Is it the overwhelming majority? Russian artists show their solidarity with Ukraine
Gluklya. We Are With You. Courtesy Shtager Gallery
This six day exhibition took place in Shoreditch in early April and brought together works by 17 individual artists and art groups based both within and outside Russia. All the proceeds of the exhibition are to be donated to Ukrainian charities.
The first work you see when entering Overwhelming Majority? – a pop-up exhibition in Shoreditch, London – is World Peace (2022) by the multi-media artist, Gluklya (Natalia Pershina-Yakimanskaya). This small, enigmatic watercolour painting depicts a well in the middle of a desolate landscape. It is one of around twenty works by Russian artists and collectives in Overwhelming Majority?, which was curated by cultural critic Denis Maksimov-Gupta and gallerist Marina Shtager as a ‘gesture of solidarity with the victims of senseless violence’ in Ukraine. The artworks are for sale with all the proceeds going to Ukrainian charities such as the Ukrainian Emergency Art Fund and Help for Kharkiv.
The exhibition’s title references a recent press briefing during which Putin's spokesperson Dmitry Peskov stated that the ‘overwhelming majority’ of Russians support the president’s actions in the Ukraine both ‘emotionally and practically’. Questioning the accuracy of this claim, the exhibition features artworks created between 2014 and 2022, which express some Russian artists’ views on contemporary politics and society. As Shtager explains, it offers a ‘public platform to that part of the Russian artistic community that cannot remain silent about the current situation’.
The works are in an impressive range of media, including performance, installation and video art. In her performance Border of Tears, which took place during the exhibition’s opening preview, London based artist Katya Granova constructed a model of the Russia-Ukraine border out of plasticine. Along the border she placed small vials filled with real tears shed by women in the last few weeks, which she had gathered after posting a call for contributions on social media. Another performance, Let the Dead Speak…(2022) by the artist collective Nevoina (‘Not a War’), involved the artists lying in body bags on the frozen Volga River. The performance is documented in striking black-and-white photographs and videos drawing attention to the contrast between the black bags and white snow.
In Vita Buivid’s poignant installation piece Comfort Food, a row of cherry dumplings are nailed to the wall as though crucified. The blood-like cherry juice rolls down the dumplings and the gallery wall. Buivid, who was born and grew up in Dnepropetrovsk, Ukraine, and now lives in Amsterdam, created the work in 2014 when the military conflict in Donbas began. ‘Cherry dumplings (vareniki) is a national Ukrainian food,’ she explains. ‘Every day my installation gets an increasingly sinister meaning.’ Another work which plays with a simultaneous sense of comfort and threat is Varvara Keidan-Shavrova’s Tatlin’s Drone (Dream Maker) – a navy-blue cushion with the image of a drone embroidered in yellow thread. The bracketed subtitle ‘dream maker’ suggests the soporific humming sound made by drones, while also pointing to their ability to kill.
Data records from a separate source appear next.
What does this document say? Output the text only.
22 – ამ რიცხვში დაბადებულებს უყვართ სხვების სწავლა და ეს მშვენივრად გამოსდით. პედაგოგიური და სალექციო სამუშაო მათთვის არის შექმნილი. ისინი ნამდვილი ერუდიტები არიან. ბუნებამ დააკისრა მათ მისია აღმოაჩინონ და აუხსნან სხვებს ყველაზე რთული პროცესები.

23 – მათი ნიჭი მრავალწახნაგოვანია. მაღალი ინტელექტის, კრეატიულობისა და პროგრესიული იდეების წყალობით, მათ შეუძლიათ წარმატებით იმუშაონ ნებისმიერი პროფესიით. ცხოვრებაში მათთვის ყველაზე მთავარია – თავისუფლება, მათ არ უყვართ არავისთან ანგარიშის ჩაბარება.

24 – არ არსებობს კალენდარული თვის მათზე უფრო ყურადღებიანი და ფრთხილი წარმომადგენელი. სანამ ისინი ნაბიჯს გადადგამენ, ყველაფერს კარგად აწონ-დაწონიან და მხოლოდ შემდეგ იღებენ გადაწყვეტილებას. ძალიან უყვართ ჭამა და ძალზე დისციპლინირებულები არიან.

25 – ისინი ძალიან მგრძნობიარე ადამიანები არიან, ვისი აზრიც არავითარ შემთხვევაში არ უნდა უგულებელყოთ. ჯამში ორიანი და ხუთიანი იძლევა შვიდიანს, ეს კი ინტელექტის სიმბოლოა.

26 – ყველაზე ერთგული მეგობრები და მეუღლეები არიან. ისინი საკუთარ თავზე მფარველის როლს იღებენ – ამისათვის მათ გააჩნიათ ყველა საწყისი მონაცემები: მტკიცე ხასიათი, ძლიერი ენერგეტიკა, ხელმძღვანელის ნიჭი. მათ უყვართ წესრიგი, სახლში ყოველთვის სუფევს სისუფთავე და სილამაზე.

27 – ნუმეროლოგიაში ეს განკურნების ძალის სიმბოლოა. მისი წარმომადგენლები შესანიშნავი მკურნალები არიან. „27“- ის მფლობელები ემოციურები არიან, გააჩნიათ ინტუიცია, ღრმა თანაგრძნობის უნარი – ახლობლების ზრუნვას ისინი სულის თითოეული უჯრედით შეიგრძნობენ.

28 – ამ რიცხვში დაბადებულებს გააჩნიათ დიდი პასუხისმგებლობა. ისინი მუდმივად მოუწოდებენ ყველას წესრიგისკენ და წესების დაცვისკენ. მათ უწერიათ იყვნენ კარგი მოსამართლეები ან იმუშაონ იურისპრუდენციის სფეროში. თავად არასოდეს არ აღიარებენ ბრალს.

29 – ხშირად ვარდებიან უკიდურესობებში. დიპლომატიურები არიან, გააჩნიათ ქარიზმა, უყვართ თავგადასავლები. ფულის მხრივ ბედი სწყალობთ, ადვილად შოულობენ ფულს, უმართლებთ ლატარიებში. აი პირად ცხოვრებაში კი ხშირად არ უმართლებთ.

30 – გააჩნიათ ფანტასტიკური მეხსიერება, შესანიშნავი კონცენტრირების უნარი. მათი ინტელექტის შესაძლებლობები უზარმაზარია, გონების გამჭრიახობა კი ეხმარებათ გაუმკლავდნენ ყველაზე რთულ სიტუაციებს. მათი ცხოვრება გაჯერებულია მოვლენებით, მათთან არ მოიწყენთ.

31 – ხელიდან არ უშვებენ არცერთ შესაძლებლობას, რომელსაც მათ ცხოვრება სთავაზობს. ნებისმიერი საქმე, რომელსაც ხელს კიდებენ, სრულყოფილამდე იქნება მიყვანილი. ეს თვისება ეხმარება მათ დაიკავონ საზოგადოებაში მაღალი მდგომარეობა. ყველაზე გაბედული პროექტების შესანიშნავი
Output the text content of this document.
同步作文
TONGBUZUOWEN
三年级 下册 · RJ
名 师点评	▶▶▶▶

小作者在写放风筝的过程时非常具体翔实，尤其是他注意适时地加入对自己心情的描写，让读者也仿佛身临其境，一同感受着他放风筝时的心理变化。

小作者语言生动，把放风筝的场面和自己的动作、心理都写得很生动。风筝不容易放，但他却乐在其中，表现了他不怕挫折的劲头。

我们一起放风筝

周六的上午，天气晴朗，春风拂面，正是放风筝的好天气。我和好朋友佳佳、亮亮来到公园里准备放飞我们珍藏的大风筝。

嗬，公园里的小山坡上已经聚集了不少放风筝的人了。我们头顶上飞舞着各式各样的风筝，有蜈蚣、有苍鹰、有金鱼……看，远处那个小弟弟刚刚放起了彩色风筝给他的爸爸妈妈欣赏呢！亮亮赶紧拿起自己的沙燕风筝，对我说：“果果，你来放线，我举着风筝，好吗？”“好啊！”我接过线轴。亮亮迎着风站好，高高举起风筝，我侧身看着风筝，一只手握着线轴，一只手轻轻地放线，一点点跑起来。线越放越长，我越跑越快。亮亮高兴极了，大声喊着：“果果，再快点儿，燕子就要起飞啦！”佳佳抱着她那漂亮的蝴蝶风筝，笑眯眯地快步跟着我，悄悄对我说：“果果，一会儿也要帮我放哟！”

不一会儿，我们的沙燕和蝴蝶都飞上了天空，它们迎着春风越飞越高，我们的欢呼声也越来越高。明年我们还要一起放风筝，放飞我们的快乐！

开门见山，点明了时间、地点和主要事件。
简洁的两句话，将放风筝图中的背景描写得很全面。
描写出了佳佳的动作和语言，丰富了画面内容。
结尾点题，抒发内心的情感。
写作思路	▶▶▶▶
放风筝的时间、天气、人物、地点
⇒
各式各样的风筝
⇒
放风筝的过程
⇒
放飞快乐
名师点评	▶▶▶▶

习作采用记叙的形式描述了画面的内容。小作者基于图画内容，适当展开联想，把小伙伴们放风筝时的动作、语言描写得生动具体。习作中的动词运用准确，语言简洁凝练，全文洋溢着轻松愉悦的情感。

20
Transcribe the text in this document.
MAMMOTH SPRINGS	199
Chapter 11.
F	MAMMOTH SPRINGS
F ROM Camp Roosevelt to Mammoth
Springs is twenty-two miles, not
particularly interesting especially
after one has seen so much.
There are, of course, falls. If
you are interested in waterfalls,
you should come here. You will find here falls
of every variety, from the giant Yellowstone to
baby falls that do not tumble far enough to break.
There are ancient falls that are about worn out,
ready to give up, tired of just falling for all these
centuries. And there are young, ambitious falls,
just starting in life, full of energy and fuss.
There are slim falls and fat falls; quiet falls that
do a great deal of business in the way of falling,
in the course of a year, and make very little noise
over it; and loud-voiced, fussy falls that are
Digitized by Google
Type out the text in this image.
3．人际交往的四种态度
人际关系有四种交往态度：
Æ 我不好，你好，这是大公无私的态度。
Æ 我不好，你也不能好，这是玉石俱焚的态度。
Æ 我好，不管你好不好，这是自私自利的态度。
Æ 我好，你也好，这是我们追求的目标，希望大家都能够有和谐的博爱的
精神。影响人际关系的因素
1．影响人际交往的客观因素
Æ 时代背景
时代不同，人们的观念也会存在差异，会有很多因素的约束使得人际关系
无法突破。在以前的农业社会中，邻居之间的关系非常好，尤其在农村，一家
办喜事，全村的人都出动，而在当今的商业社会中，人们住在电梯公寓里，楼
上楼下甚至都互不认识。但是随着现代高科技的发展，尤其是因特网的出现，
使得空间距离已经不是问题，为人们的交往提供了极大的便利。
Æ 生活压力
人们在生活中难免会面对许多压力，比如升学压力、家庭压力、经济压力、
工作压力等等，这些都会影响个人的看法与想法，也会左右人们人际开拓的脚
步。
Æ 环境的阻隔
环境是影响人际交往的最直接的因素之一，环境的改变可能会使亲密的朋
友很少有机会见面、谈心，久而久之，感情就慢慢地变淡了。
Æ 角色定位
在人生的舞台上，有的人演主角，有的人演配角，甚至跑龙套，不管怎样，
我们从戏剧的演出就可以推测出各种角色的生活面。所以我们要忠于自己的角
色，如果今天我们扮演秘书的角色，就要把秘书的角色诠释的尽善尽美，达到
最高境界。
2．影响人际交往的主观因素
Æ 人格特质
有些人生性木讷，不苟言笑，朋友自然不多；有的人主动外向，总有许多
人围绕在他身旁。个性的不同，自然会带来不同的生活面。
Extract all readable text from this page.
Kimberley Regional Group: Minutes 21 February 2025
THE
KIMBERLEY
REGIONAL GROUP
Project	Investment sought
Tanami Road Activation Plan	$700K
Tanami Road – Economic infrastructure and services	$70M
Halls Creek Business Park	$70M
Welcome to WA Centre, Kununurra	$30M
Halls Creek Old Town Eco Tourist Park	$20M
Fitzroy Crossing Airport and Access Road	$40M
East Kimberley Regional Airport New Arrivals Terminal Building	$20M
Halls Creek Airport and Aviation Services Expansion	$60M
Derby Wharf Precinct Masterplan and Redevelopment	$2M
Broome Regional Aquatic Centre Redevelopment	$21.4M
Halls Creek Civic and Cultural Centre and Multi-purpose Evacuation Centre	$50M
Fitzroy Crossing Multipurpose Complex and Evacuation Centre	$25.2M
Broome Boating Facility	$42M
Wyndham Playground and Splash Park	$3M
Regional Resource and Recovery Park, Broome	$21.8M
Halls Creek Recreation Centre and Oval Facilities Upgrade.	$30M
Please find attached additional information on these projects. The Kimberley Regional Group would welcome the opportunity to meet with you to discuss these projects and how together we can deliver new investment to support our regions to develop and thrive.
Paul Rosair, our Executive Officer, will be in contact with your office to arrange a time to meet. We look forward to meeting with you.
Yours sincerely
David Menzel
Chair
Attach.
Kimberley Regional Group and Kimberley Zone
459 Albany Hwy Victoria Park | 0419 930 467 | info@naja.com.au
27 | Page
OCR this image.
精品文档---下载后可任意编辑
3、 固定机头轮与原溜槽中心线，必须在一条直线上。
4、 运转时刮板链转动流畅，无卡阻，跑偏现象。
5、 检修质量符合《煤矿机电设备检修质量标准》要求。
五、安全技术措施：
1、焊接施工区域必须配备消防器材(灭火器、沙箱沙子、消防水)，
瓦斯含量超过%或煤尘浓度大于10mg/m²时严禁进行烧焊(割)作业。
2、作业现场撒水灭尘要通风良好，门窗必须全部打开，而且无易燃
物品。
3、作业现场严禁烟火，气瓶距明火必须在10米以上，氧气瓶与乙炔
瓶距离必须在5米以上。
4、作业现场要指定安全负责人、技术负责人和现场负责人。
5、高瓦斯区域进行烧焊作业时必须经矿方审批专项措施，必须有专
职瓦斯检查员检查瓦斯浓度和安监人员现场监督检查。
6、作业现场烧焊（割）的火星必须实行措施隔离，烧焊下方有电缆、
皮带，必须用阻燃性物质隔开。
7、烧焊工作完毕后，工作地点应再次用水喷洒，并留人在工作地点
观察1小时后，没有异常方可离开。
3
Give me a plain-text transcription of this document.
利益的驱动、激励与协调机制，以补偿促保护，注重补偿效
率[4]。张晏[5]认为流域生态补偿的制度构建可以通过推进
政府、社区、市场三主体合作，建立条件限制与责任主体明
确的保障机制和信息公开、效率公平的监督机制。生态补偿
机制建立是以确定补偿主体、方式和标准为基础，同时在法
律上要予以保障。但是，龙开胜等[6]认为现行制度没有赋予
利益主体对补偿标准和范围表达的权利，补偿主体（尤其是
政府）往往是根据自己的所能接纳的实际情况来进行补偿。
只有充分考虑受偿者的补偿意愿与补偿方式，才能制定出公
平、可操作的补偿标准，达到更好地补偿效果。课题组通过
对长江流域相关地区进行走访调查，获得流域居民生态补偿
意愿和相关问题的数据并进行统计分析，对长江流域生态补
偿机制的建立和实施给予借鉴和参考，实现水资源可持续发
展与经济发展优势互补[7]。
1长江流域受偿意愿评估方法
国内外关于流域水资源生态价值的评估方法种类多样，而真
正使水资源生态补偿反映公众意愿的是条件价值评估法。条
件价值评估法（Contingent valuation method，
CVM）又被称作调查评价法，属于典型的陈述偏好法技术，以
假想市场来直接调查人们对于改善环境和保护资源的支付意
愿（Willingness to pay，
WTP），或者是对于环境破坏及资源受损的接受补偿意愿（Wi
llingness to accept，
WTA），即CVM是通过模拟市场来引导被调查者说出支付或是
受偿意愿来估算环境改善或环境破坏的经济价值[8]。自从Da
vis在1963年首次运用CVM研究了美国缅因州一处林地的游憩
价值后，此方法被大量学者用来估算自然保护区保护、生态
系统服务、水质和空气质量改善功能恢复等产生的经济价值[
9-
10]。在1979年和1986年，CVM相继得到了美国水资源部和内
There is a similar sense of threat in Kirill Chelushkin’s Ministry of Culture (2014), made from graphite and ash on canvas, which depicts three sinister-looking men in suits working in an office where they are dramatically cast in shadows. Other works in the exhibition have a more comic tone, for example MAVR ART GROUP’s video installations, Ballet (2019) and Let Them Speak? (2022), which use caricatured animations to draw attention to national myths and political slogans. Like the title of the exhibition as a whole, Let Them Speak? is a question, an interrogation. And that is the power of this exhibition: in a time when silence is the easiest and safest option, it brings together a multitude of artistic voices which are asking important questions about the contemporary world.